Ben diverso è il suo feeling per Philip Roth. «Lo ammiro immensamente. È uno scrittore straordinario e mi domando perché la giuria del Nobel non l'abbia ancora premiato». La politica questa volta non c'entra. «Perché Roth è uno di sinistra e il Nobel per la letteratura è sempre un riconoscimento politico. Con un'unica eccezione: V.S. Naipaul nel 2001». In The Din in the Head la grande scrittrice nata a New York e cresciuta nel Bronx rivisita la sua amicizia con un altro grande premio Nobel. «Un giorno ricevetti una inaspettata lettera da Saul Bellow. Mi spiegava come, all'inizio della sua carriera, non avesse mai prestato attenzione al tema dell'Olocausto che si sedimentò nel suo spirito solo verso la fine della vita, permeando il suo ultimo libro Ravelstein ». Eppure lei stessa, in un'intervista del 1987 alla Paris Review disse: «Preferisco non creare arte dall'Olocausto, perché non voglio inventare, immaginare o manomettere». Ciò non le impedisce di leggere le opere sull'Olocausto di altri. «Mi hanno chiesto di recensire A Tranquil Star: Unpublished short stories of Primo Levi, appena pubblicato in America da W.W. Norton. Un'opera di assoluta importanza, come tutto ciò che è scaturito dalla penna di uno dei più grandi scrittori del nostro secolo».
Di recente ha fatto scalpore la sua recensione al vetriolo, pubblicata da The New Republic, di My Name is Rachel Corrie, l'opera teatrale sulla pacifista americana uccisa da una ruspa israeliana durante una manifestazione a Gaza. «La sua tesi, ripugnante, è che la Corrie fu deliberatamente assassinata dagli israeliani. Avevo la responsabilità morale di denunciarla». Quando il produttore decise di ritardare l'allestimento dello spettacolo, citando la guerra israelo-libanese di quest'estate, Vanessa Redgrave gridò allo scandalo. «Sono certa che la Redgrave pensi che la Corrie sia stata assassinata perché così giura la propaganda anti-israeliana. Quando Sidney Lumet mi chiese di allestire Lo scialle a Broadway con la Redgrave nel ruolo della protagonista Rosa, io replicai: "Sopra il mio cadavere"».

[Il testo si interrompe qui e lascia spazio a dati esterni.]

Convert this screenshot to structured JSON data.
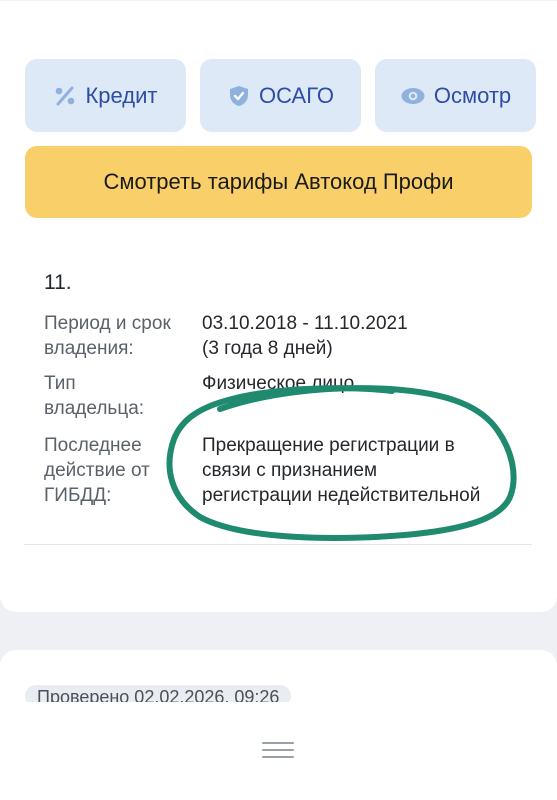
{
  "buttons": [
    {
      "label": "Кредит",
      "icon": "percent-icon"
    },
    {
      "label": "ОСАГО",
      "icon": "shield-check-icon"
    },
    {
      "label": "Осмотр",
      "icon": "eye-icon"
    }
  ],
  "cta_label": "Смотреть тарифы Автокод Профи",
  "record": {
    "number": "11.",
    "period_label_1": "Период и срок",
    "period_label_2": "владения:",
    "period_value_1": "03.10.2018 - 11.10.2021",
    "period_value_2": "(3 года 8 дней)",
    "type_label_1": "Тип",
    "type_label_2": "владельца:",
    "type_value": "Физическое лицо",
    "action_label_1": "Последнее",
    "action_label_2": "действие от",
    "action_label_3": "ГИБДД:",
    "action_value_1": "Прекращение регистрации в",
    "action_value_2": "связи с признанием",
    "action_value_3": "регистрации недействительной"
  },
  "next_card_chip": "Проверено 02.02.2026, 09:26",
  "colors": {
    "pill_bg": "#dde9f7",
    "pill_text": "#2f4ea3",
    "cta_bg": "#f9cf6a",
    "annotation_stroke": "#1f8a6e"
  }
}
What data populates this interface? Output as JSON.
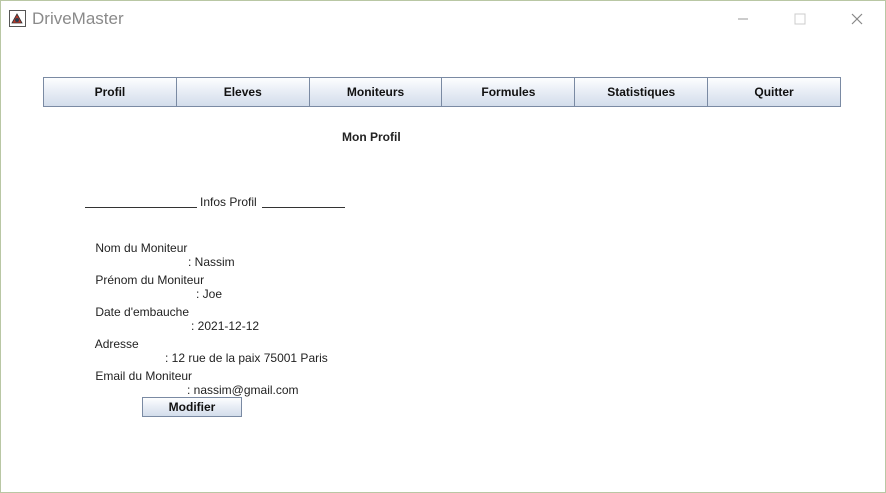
{
  "window": {
    "title": "DriveMaster"
  },
  "nav": {
    "items": [
      {
        "label": "Profil"
      },
      {
        "label": "Eleves"
      },
      {
        "label": "Moniteurs"
      },
      {
        "label": "Formules"
      },
      {
        "label": "Statistiques"
      },
      {
        "label": "Quitter"
      }
    ]
  },
  "page": {
    "title": "Mon Profil",
    "section_label": "Infos Profil"
  },
  "profile": {
    "name_label": "Nom du Moniteur",
    "name_value": ": Nassim",
    "firstname_label": "Prénom du Moniteur",
    "firstname_value": ": Joe",
    "hire_label": "Date d'embauche",
    "hire_value": ": 2021-12-12",
    "address_label": "Adresse",
    "address_value": ": 12 rue de la paix 75001 Paris",
    "email_label": "Email du Moniteur",
    "email_value": ": nassim@gmail.com"
  },
  "actions": {
    "modify_label": "Modifier"
  }
}
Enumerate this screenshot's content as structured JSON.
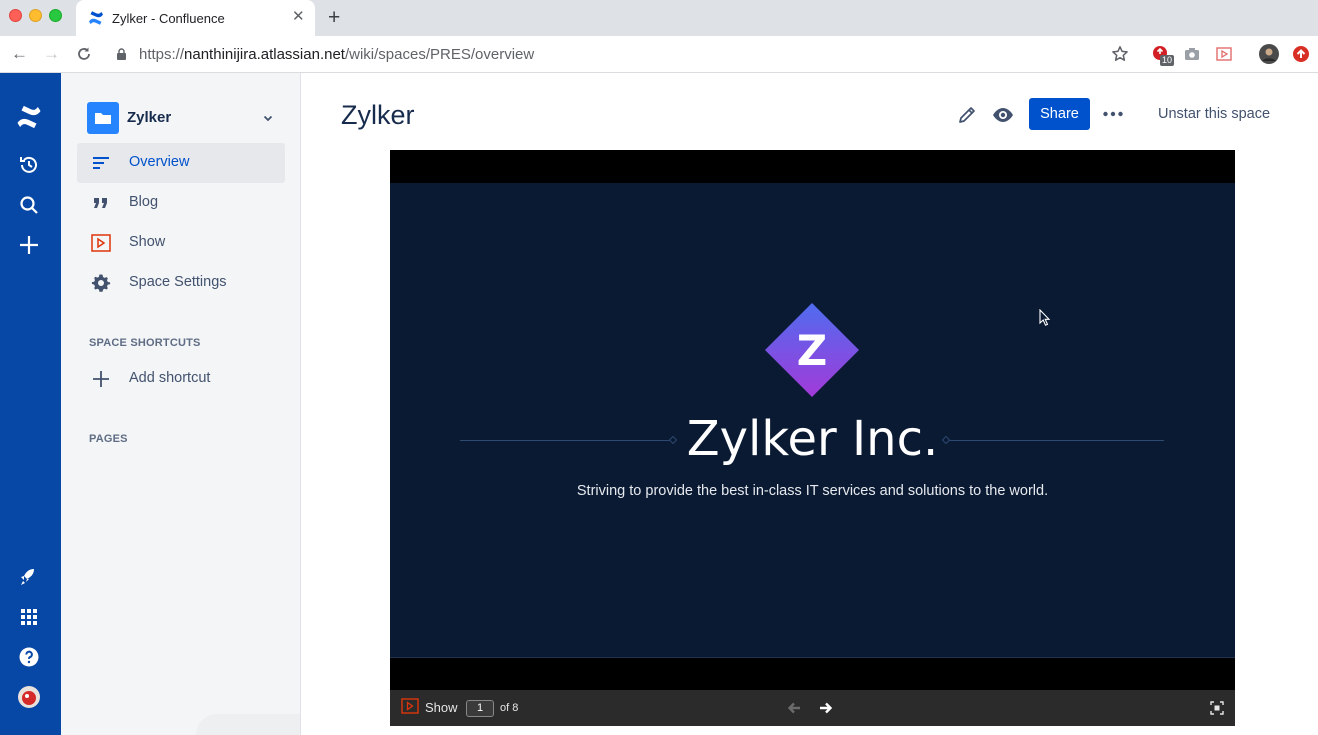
{
  "browser": {
    "tab_title": "Zylker - Confluence",
    "url_scheme": "https://",
    "url_host": "nanthinijira.atlassian.net",
    "url_path": "/wiki/spaces/PRES/overview",
    "extension_badge": "10"
  },
  "sidebar": {
    "space_name": "Zylker",
    "items": [
      {
        "label": "Overview",
        "icon": "overview-icon",
        "active": true
      },
      {
        "label": "Blog",
        "icon": "quote-icon",
        "active": false
      },
      {
        "label": "Show",
        "icon": "presentation-icon",
        "active": false
      },
      {
        "label": "Space Settings",
        "icon": "gear-icon",
        "active": false
      }
    ],
    "shortcuts_heading": "SPACE SHORTCUTS",
    "add_shortcut_label": "Add shortcut",
    "pages_heading": "PAGES"
  },
  "header": {
    "title": "Zylker",
    "share_label": "Share",
    "unstar_label": "Unstar this space"
  },
  "presentation": {
    "logo_letter": "Z",
    "slide_title": "Zylker Inc.",
    "slide_subtitle": "Striving to provide the best in-class IT services and solutions to the world.",
    "show_label": "Show",
    "current_page": "1",
    "page_total_label": "of 8"
  },
  "colors": {
    "global_nav": "#0747a6",
    "primary": "#0052cc",
    "slide_bg": "#0b1a33",
    "logo_top": "#4f6cf0",
    "logo_bottom": "#a23ad8"
  }
}
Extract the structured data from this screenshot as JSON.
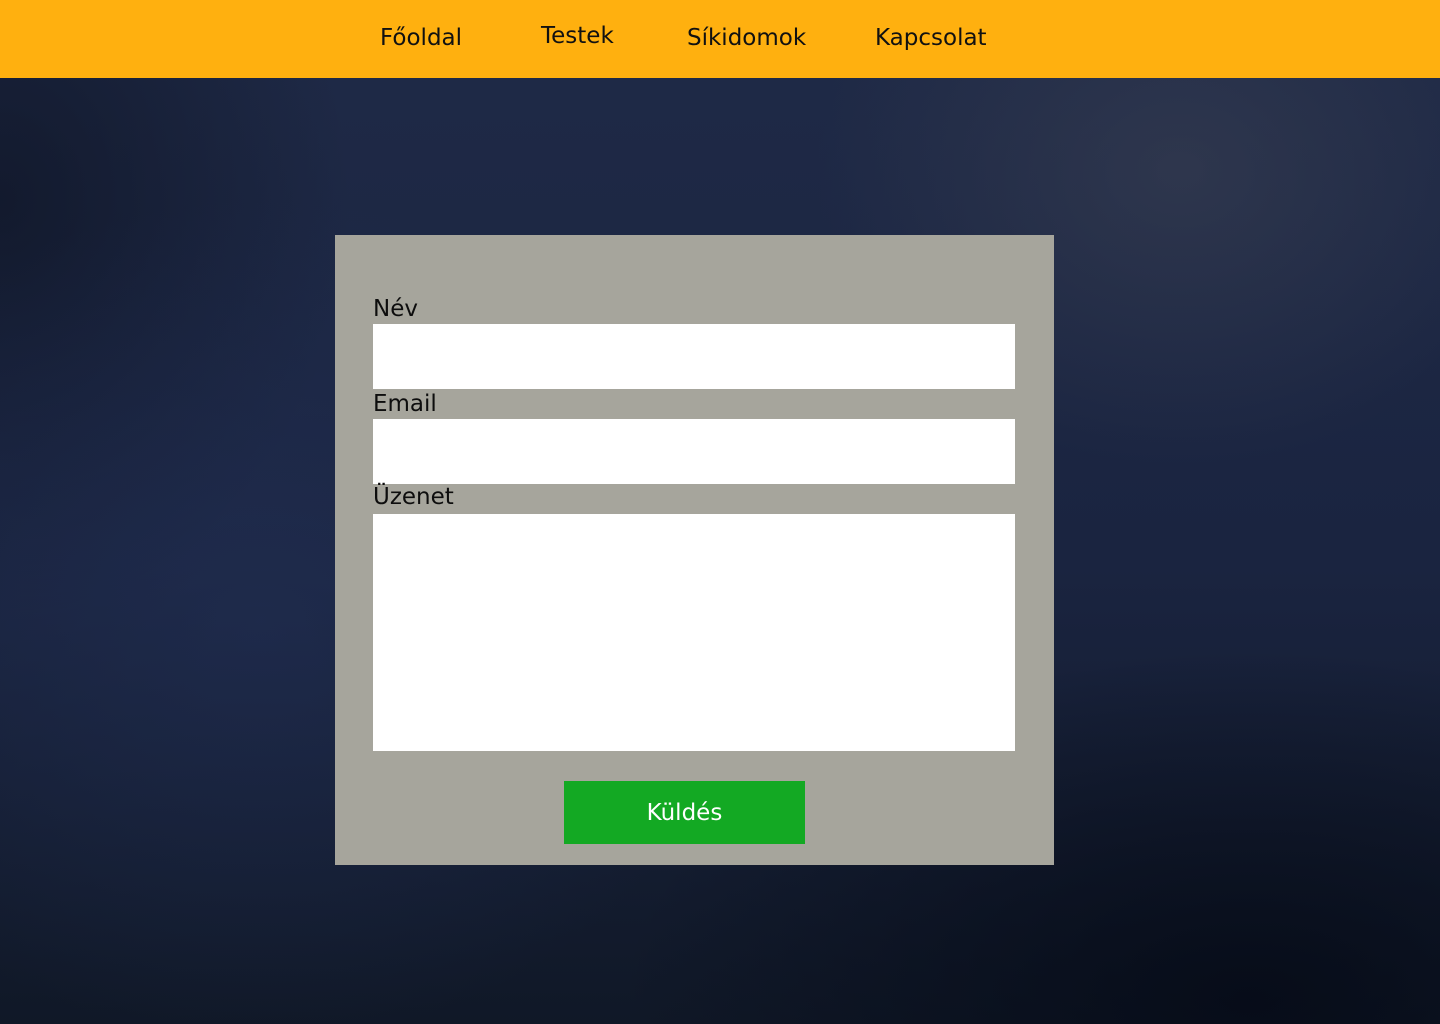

Il problema della società americana, puntualizza, è proprio questo: «La tirannia delle ideologie, di destra e di sinistra. La New York Review of Books si rifiuta di recensire i miei libri perché non sono abbastanza di sinistra». Eppure è sua una delle crociate più care ai progressisti americani: quella per arginare l'inesorabile declino del romanzo, stritolato da Tv, Internet, cinema e Dvd. «Il boom dei nuovi media ci ha paradossalmente ricatapultati all'antico Egitto. Un'élite letteraria, piccola ma intensa, oggi esplode di gioia se uno come W.G. Sebald pubblica un romanzo letterario straordinario come The Emigrants o Austerlitz. E chi se ne frega se i lettori del
Codice Da Vinci non li leggeranno mai».
Anche lei ce l'ha a morte con quel romanzo? «Ma quale romanzo? Me l'hanno regalato, ma mi sono bastate poche frasi per buttarlo nella spazzatura. Non è letteratura e tanto meno arte, quindi non mi interessa». Più clemente il suo giudizio nei confronti di The Castle in the Forest di Norman Mailer, caso letterario del 2007. «Anche se non sono una sua fan, ammiro il coraggio di Mailer nel sostenere una tesi così poco liberal come l'esistenza del diavolo. Ma gli contesto di aver esonerato Hitler da ogni responsabilità morale, affermando che era posseduto dal demonio e quindi non artefice delle proprie azioni». Lo stesso approccio innocentista che due anni fa la fece bisticciare con Orhan Pamuk. «A conferenza organizzata dal New Yorker dopo l'uscita del suo libro Neve,
Pamuk sostenne che è necessario capire il terrorista. Niente affatto, replicai io, il terrorista si fa capire attraverso le sue azioni. I suoi piagnistei, scuse ed accuse all'Occidente non mi interessano». Il grande romanzo americano è già stato scritto? «È nella testa di molti autori, pronto a materializzarsi. Un po' come il Messia: aleggia sopra di noi e un giorno scenderà sulla terra per incarnarsi». Come vede Cynthia Ozick lo scontro culturale tra fondamentalismo islamico e Occidente? «Come una nemesi storica. L'Europa ha sterminato una minoranza straordinaria, che le aveva regalato matematica, musica, letteratura, finanza, arte e civiltà, nel pieno rispetto della sua cultura. Mezzo secolo più tardi si ritrova un'altra minoranza, completamente agli antipodi della prima per il suo rifiuto di assimilarsi e diventare parte del suo mondo. Una minoranza che, come "cultura", porta solo assassinio, guerra e terrorismo. È come se un'immensa entità storica, misteriosa e metafisica avesse punito l'Europa. È un castigo divino».